Despite the criticism of the time, Warhol kept working on his art, often with wealthy patrons. In 1979 he co-founded the New York Academy of Art, a private graduate art school that today, offers one of the most well-regarded Masters of Fine Arts in the United States.

The New York Academy of Art includes everything from still-life and life drawing classes to demonstrations, exhibitions and galleries. It started drawing lessons and painting classes for all-level students where they can be taught by professional artists.

Andy Warhol died in February 1987 from the complications of a gallbladder surgery.

His impact on our modern culture can still be seen pretty much everywhere. Art sales feature his artwork all the time (one-sixth of all contemporary art sales), and his style has influenced both “classical modern art” and pop culture.

Still Life artwork by Andy Warhol. The 32 Campbell’s Soup Cans, was produced in 1962 by Andy Warhol. It consists of thirty-two canvases, each measuring 51 cm in height × 41 cm in width and each consisting of a painting of a Campbell’s Soup can—one of each of the canned soup varieties the company offered at the time. It is own and displayed at the Museum of Modern Art in New York City.
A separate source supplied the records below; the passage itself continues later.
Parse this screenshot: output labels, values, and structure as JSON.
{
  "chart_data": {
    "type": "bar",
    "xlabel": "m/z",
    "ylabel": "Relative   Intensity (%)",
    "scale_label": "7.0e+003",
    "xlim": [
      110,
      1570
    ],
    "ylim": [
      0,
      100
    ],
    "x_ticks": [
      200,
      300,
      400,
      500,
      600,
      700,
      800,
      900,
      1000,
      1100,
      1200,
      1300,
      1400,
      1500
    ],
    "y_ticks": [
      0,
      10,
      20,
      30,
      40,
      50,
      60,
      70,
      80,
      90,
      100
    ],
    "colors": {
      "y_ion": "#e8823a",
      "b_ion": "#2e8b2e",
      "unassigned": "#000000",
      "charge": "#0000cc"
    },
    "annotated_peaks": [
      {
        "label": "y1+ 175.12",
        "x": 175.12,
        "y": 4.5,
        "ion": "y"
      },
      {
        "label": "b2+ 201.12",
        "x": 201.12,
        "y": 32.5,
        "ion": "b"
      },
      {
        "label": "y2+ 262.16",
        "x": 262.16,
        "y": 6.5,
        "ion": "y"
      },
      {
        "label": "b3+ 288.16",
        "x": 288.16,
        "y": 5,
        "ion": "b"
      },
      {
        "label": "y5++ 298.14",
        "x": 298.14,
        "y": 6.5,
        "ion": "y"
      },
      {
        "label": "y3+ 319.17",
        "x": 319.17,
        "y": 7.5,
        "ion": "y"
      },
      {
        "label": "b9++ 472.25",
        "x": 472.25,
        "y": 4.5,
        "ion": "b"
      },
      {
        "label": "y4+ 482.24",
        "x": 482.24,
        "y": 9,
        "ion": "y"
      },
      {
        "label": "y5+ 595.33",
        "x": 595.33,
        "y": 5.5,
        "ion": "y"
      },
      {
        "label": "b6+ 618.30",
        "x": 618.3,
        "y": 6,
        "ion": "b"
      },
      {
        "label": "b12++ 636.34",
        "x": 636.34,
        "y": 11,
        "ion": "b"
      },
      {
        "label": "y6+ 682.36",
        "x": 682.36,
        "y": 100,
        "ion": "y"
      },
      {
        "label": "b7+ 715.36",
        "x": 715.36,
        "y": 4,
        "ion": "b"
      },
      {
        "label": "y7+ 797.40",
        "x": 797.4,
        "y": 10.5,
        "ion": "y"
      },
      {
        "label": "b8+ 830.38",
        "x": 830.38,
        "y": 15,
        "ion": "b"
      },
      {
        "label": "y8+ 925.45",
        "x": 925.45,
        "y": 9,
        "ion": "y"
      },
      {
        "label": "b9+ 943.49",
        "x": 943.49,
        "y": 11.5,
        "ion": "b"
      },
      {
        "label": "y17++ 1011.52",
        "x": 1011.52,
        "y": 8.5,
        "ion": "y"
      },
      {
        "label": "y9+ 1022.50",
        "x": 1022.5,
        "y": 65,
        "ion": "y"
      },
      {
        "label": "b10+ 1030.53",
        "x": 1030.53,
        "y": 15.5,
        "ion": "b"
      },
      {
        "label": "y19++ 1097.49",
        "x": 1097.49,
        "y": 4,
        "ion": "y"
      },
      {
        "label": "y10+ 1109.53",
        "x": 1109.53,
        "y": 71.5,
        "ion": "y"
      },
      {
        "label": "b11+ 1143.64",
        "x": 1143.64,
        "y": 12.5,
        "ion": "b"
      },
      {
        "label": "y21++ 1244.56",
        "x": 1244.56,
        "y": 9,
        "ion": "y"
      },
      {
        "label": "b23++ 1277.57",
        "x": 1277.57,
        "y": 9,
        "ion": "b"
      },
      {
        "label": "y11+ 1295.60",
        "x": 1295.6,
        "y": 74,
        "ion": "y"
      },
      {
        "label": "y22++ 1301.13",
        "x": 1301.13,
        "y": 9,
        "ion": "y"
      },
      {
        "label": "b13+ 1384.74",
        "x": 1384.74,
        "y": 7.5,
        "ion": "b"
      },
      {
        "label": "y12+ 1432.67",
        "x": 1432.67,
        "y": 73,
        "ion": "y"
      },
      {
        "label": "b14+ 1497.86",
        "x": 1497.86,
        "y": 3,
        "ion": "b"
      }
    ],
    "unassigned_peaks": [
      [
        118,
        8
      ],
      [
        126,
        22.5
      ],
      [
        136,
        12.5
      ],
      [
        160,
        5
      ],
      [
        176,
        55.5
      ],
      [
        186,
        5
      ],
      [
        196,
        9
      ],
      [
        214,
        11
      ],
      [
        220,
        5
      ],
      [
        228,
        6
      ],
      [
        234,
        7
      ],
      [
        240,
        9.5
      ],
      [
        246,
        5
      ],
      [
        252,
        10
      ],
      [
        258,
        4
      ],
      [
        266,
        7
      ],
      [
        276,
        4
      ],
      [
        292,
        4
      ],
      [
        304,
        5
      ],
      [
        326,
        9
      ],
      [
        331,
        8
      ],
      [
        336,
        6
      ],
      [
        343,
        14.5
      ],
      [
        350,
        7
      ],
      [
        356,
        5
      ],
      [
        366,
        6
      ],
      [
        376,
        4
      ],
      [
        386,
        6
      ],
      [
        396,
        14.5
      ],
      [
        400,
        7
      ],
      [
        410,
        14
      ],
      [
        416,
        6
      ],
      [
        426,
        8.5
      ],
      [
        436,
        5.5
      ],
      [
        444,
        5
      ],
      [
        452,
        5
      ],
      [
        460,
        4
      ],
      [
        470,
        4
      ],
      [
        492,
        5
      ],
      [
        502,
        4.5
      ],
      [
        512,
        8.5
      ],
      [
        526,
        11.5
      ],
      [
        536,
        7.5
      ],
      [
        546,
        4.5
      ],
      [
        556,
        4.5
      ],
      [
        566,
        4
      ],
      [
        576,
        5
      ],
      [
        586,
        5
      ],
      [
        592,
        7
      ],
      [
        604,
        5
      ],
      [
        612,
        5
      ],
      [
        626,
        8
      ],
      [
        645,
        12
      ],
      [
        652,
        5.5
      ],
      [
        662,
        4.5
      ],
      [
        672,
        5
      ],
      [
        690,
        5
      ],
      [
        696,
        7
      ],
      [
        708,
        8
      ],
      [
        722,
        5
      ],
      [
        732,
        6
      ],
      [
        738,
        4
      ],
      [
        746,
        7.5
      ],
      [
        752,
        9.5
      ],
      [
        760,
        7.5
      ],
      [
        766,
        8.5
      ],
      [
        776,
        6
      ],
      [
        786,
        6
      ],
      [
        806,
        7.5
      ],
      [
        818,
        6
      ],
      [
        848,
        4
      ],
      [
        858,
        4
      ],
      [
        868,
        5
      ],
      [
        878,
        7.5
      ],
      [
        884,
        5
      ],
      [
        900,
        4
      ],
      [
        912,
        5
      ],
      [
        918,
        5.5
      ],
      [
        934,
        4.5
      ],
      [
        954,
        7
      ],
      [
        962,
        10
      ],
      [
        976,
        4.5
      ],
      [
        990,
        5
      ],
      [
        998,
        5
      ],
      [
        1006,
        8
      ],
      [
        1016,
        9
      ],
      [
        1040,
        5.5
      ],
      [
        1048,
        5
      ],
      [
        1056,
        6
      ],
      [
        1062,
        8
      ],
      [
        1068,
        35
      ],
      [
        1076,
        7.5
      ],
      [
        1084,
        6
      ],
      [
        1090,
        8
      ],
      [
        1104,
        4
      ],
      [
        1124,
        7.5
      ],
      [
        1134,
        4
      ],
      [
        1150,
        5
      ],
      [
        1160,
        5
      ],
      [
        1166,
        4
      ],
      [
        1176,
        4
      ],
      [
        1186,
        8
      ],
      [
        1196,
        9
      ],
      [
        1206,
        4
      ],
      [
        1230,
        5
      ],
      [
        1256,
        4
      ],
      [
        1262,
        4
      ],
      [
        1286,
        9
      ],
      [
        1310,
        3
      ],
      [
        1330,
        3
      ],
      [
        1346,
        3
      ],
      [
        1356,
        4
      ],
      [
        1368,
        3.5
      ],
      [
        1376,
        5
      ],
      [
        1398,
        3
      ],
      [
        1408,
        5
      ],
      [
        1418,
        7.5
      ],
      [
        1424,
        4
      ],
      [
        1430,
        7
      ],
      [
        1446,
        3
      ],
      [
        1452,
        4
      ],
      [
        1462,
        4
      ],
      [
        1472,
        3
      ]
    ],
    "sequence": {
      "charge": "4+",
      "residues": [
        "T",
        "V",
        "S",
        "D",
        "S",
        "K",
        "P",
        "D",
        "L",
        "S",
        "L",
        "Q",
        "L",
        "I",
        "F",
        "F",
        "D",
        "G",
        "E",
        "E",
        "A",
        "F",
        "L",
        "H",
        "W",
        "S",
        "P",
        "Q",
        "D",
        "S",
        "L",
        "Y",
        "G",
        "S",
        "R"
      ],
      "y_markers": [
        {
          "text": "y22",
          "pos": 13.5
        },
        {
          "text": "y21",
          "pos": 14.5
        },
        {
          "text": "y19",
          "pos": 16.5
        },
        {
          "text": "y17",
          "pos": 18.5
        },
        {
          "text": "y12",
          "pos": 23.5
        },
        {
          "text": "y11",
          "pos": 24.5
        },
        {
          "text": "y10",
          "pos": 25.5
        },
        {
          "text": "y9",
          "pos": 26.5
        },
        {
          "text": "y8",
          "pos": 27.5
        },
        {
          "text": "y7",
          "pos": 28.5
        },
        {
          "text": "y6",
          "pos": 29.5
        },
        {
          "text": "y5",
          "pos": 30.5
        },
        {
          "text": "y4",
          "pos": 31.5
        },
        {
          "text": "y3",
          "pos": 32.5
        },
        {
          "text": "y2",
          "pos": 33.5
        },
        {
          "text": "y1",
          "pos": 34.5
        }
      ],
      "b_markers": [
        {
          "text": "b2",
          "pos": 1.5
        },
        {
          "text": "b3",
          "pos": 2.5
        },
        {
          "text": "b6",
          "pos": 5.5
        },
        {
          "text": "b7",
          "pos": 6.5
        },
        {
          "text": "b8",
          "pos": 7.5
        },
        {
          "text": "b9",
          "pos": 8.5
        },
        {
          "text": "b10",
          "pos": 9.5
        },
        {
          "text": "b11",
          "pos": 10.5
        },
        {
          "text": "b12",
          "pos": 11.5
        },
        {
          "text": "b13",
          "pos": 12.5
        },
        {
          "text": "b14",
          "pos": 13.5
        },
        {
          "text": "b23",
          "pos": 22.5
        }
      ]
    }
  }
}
His 32 Campbell’s Soup Cans is probably the most famous still-life masterpiece of the modern era. With this work, Warhol linked both classic techniques such as painting and drawing, with advanced processes.

Each of the 32 Soup Can’s outline was first drawn on the canvas using a projector, then the can and label were hand painted, and the lettering was also projected before being painted, and finally, the fleur-de-lys logo was stamped using a recycled rubber eraser.

At the time he first displayed this series, in a one-man exhibition in Los Angeles, it caused great controversies, some critics questioning Warhol’s artistic motive and denying that his work had any real value as art.

Today his art is recognised as some great examples of Pop Art and are amongst the most expensive Pop Art masterpieces. One of his Small Torn Campbell Soup Can sold for  $11,776,000 in 2006 and was the highest price of any of the Campbell Soup Series.